Clay backtracked into his new quarters and grabbed a pair of work gloves from his duffel. He joined her at the back of her truck when she returned.
She stopped in her tracks when she saw him. She looked more than surprised, her blue eyes wide with shock. It was almost as if she’d seen a ghost. “Nate didn’t mention he had a new hand,” she said, eyeing the work gloves.
“I’m Clay,” he said, introducing himself. “Let me give you a hand here.”
“I have it,” she said, moving past him to the truck. She jumped up on the tailgate and pulled another bale toward her.
Clay ignored her dismissal, but he smiled at the sight of her hefting that heavy bale and marching into the stable. She was wearing a denim jacket and he would bet that underneath it she had some shoulders and guns on her that other women would kill for. And that tight round butt in a pair of jeans was pretty sweet, too. But the kid didn’t make five and a half feet even in her cowboy boots. Tiny. Firm. Young.
He grabbed two bales and followed her into the stable. She actually jumped in surprise when she turned around and found him standing there behind her with a fifty-pound bale in each hand. She seemed to struggle for words for a second and finally settled on, “Thanks, but I can handle it just fine.”
“Me, too,” he said. “You do the feed delivery all the time?”
“Mondays and Thursdays,” she said, lowering her gaze and quickly walking around him, back to the truck. She reached in after another bale, leaving only a couple of feed bags in the back.
He followed her. “Do you have a name?” he bluntly asked.
“Lilly,” she said, pulling that bale toward her out of the truck bed. “Yazhi,” she added with a grunt.
“You’re Hopi?” he asked. His eyebrows rose. “A blue-eyed Hopi?”
She hesitated before answering. You had to have blue-eyed DNA on both sides to get more blue eyes. Lilly’s father was unknown to her, but she’d always been told her mother had always believed herself to be one hundred percent Native. “About half, yes,” she finally said, hefting the bale. “Where are you from?”
“Flagstaff,” he answered.
“Navajo?” she asked.
He smiled lazily. “Yes, ma’am.”
“We’re historic enemies.”
He smiled enthusiastically. “I’ve gotten over it,” he said. “You still mad?”
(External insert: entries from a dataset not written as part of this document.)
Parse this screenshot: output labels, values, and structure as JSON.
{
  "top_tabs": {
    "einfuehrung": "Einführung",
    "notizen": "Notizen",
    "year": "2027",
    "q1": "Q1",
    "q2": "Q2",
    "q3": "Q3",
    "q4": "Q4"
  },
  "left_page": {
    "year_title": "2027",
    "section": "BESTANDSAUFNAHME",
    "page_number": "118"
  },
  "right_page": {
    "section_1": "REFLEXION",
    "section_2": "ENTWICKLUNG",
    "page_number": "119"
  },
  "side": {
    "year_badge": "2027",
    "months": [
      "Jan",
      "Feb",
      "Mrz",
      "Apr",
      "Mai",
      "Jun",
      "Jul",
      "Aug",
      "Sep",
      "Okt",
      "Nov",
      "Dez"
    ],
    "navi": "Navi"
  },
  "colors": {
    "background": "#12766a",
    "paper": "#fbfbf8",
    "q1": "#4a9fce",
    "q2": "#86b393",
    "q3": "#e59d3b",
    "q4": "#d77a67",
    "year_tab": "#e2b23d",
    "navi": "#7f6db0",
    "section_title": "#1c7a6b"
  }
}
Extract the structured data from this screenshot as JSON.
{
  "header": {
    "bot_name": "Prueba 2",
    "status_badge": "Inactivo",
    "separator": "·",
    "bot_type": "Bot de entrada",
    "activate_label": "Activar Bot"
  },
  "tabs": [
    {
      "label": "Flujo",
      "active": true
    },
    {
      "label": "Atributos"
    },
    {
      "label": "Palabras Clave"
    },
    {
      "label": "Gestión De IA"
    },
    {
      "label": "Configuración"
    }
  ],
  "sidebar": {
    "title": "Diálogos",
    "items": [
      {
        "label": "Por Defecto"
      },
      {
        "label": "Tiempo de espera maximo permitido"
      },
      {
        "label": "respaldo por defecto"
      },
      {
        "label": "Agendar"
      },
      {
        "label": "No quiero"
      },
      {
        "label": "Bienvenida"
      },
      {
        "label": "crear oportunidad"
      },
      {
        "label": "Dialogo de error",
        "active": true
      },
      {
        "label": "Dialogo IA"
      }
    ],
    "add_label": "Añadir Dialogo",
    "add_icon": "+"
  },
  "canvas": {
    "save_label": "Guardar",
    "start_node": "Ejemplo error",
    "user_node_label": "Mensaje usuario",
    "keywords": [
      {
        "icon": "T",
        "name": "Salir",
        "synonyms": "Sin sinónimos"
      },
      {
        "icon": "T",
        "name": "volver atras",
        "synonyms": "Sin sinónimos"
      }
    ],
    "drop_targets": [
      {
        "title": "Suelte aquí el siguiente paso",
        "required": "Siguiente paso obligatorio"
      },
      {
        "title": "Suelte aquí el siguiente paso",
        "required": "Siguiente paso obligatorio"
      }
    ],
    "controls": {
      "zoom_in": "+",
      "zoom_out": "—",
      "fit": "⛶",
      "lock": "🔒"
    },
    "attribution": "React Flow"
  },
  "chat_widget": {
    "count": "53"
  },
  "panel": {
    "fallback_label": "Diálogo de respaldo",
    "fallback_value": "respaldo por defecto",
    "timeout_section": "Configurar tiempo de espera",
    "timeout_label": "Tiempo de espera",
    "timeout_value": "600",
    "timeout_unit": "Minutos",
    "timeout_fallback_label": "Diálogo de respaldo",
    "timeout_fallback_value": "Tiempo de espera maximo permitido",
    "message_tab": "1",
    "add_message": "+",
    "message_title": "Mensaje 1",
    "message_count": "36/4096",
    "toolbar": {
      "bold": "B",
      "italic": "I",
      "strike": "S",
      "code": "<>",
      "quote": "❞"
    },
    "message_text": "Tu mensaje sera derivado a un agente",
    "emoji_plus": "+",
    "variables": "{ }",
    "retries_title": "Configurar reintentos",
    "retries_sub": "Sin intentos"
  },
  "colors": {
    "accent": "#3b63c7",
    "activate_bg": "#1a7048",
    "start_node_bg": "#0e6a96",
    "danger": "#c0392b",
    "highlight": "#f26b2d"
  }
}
She rolled her eyes and turned away, carrying her bale. Little Indian girl didn’t want to play. Once again he couldn’t help but notice the strain in her shoulders, the firm muscles under those jeans. “I don’t pay attention to all that stuff,” she said as she went into the barn.
Clay chuckled. He grabbed the last two bags of feed, stacked one on top of the other and threw them up on a shoulder, following her. When he caught up with her he asked, “Where do you want the feed?”
“Feed room, with the hay. When did you start here?”
“Actually, today. Have you been delivering feed long?”
“Part-time, a few years. I do it for my grandfather. He owns the feed business. He’s an old Hopi man and doesn’t like his business out of the family. Trouble is, there’s not that much family.”
Clay understood all of that, the thing about her people and family. First off, most people preferred their tribal designation when referred to, and family was everything; they were slow to trust anyone outside the race, the tribe, the family.